ALM : Que pensez-vous du festival national du film de Tanger ?
Jihane El Bahhar : C’est très agréable de participer à ce genre de festivals. C’est le seul endroit où l’on peut voir les courts métrages. Et en tant qu’artiste, je trouve que c’est une bonne opportunité pour faire des rencontres avec des professionnels du cinéma.

Pouvez-vous nous parler de l’histoire de votre film ?
Le film «L’âme perdue» raconte l’histoire d’un jeune peintre portraitiste qui vit dans des conditions misérables. Il gagne sa vie en étant peintre de portraits des gens dans la rue. Son seul univers est constitué de ses peintures qui lui tiennent compagnie. Il aime parler à ses tableaux et de leur faire part de ses sentiments profonds et de sa quête de soi.

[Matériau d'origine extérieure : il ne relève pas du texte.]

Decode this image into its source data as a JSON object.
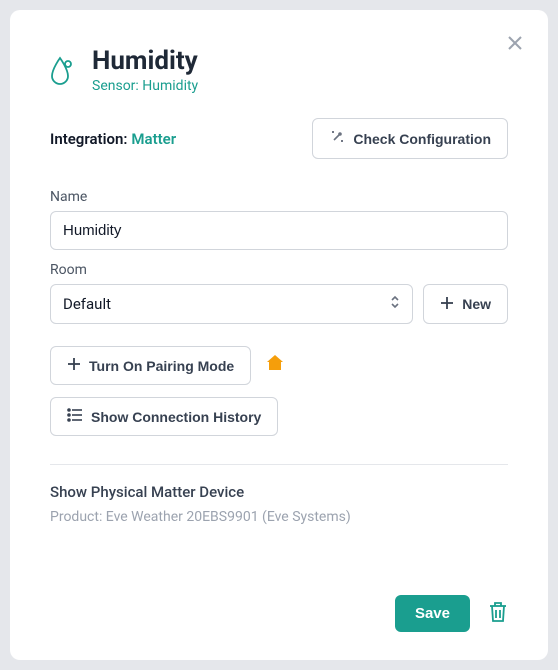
{
  "header": {
    "title": "Humidity",
    "subtitle": "Sensor: Humidity"
  },
  "integration": {
    "label": "Integration:",
    "value": "Matter",
    "check_button": "Check Configuration"
  },
  "fields": {
    "name_label": "Name",
    "name_value": "Humidity",
    "room_label": "Room",
    "room_value": "Default",
    "new_button": "New"
  },
  "actions": {
    "pairing_button": "Turn On Pairing Mode",
    "history_button": "Show Connection History"
  },
  "matter_section": {
    "heading": "Show Physical Matter Device",
    "product": "Product: Eve Weather 20EBS9901 (Eve Systems)"
  },
  "footer": {
    "save_button": "Save"
  }
}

Est-ce que «L’âme perdue» est votre premier court métrage ?
C’est mon troisième court métrage. Mon deuxième court métrage «Shift+supprimer» a participé il y a deux ans au Festival national du film de Tanger. Il s’agit d’un film autobiographique qui raconte l’histoire d’une jeune scénariste. Mon troisième court métrage s’intitule «Chapitre dernier» et dont le scénario a été écrit par Jamal El Khanoussi. Mes trois films ont participé à plusieurs festivals du cinéma. Ce qui m’a permis de décrocher des prix en particulier lors des festivals organisés à Kénitra et Beyrouth.

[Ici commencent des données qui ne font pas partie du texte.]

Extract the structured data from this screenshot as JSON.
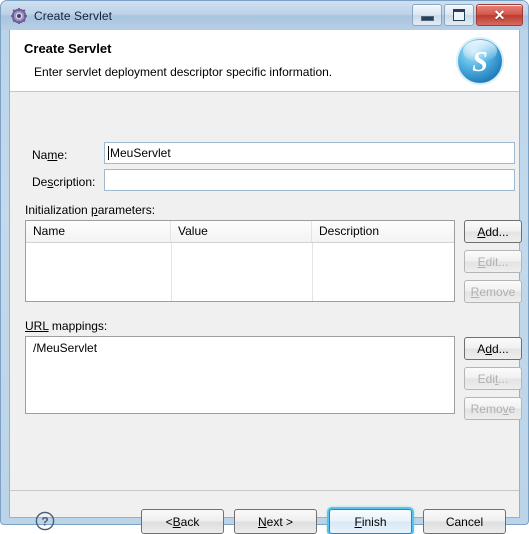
{
  "window": {
    "title": "Create Servlet",
    "icon": "gear-icon",
    "controls": {
      "minimize": "Minimize",
      "maximize": "Maximize",
      "close": "Close",
      "close_glyph": "✕"
    }
  },
  "banner": {
    "title": "Create Servlet",
    "subtitle": "Enter servlet deployment descriptor specific information.",
    "logo_letter": "S",
    "logo_color": "#2e9fd8"
  },
  "form": {
    "name_label_before": "Na",
    "name_label_mnemonic": "m",
    "name_label_after": "e:",
    "name_value": "MeuServlet",
    "name_placeholder": "",
    "description_label_before": "De",
    "description_label_mnemonic": "s",
    "description_label_after": "cription:",
    "description_value": "",
    "description_placeholder": ""
  },
  "init_params": {
    "label_before": "Initialization ",
    "label_mnemonic": "p",
    "label_after": "arameters:",
    "columns": [
      "Name",
      "Value",
      "Description"
    ],
    "rows": [],
    "buttons": [
      {
        "text_before": "",
        "mnemonic": "A",
        "text_after": "dd...",
        "enabled": true,
        "name": "add"
      },
      {
        "text_before": "",
        "mnemonic": "E",
        "text_after": "dit...",
        "enabled": false,
        "name": "edit"
      },
      {
        "text_before": "",
        "mnemonic": "R",
        "text_after": "emove",
        "enabled": false,
        "name": "remove"
      }
    ]
  },
  "url_mappings": {
    "label_before": "",
    "label_mnemonic": "URL",
    "label_after": " mappings:",
    "items": [
      "/MeuServlet"
    ],
    "buttons": [
      {
        "text_before": "A",
        "mnemonic": "d",
        "text_after": "d...",
        "enabled": true,
        "name": "add"
      },
      {
        "text_before": "Edi",
        "mnemonic": "t",
        "text_after": "...",
        "enabled": false,
        "name": "edit"
      },
      {
        "text_before": "Remo",
        "mnemonic": "v",
        "text_after": "e",
        "enabled": false,
        "name": "remove"
      }
    ]
  },
  "footer": {
    "help_icon": "question-mark-icon",
    "help_glyph": "?",
    "buttons": [
      {
        "text_before": "< ",
        "mnemonic": "B",
        "text_after": "ack",
        "default": false,
        "name": "back"
      },
      {
        "text_before": "",
        "mnemonic": "N",
        "text_after": "ext >",
        "default": false,
        "name": "next"
      },
      {
        "text_before": "",
        "mnemonic": "F",
        "text_after": "inish",
        "default": true,
        "name": "finish"
      },
      {
        "text_before": "Cancel",
        "mnemonic": "",
        "text_after": "",
        "default": false,
        "name": "cancel"
      }
    ]
  }
}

Qu’est-ce qui vous a poussé à travailler dans le cinéma ?
C’est un moyen de s’exprimer par l’image et le son. Et d’ailleurs, on trouve toujours une grande envie de dire ce que l’on ressent à l’intérieur de soi. C’est le cas de mon deuxième court métrage «Shift+supprimer» qui décrit en quelque sorte mon métier de jeune scénariste.

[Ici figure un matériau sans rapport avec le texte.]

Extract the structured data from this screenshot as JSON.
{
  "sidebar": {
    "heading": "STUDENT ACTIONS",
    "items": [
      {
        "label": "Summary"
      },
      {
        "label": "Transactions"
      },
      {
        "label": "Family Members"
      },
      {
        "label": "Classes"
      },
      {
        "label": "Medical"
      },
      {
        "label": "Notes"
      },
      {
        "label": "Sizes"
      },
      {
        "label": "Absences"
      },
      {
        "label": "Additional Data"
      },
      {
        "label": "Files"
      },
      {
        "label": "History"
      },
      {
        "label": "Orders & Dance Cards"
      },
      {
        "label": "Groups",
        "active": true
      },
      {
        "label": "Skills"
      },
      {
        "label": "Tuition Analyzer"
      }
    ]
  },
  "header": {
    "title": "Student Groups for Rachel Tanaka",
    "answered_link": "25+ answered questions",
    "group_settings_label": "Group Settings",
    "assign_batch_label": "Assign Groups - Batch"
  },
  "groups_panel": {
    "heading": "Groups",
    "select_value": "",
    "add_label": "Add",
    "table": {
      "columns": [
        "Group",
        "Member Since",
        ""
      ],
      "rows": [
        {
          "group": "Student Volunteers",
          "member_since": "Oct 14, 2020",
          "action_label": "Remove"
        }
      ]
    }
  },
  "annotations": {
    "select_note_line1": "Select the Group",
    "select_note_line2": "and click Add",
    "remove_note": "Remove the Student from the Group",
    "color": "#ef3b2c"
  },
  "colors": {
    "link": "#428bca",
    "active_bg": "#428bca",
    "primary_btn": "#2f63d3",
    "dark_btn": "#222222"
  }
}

Comment avez-vous découvert votre passion pour le cinéma ?
J’avais au début beaucoup plus d’amour pour l’écriture. Au début de ma carrière, j’écrivais des scénarios de films. Je suis lauréate de la section audiovisuelle à la Faculté de Ben M’Sik Casablanca. J’ai ensuite choisi de me spécialiser dans l’écriture de scénarios. J’ai fait des études en montage à l’école d’Ouarzazate. J’ai également suivi des stages et des ateliers d’écriture de scénarios au Maroc, en Belgique, en Italie et en France. J’ai participé en tant que scénariste dans d’autres films, téléfilms et sitcoms pour la chaîne 2M. J’ai écrit dernièrement les scénarios des deux films «Entre hier et demain» de Said Chraïbi et «Aïcha la rebelle» de Mohamed Abderrahman Tazi.

Pouvez-vous nous parler de vos nouveaux projets ?
Je me prépare pour réaliser un long métrage et qui sera suivi par un téléfilm. Et je suis en train d’écrire des scénarios des films destinés pour d’autres réalisateurs.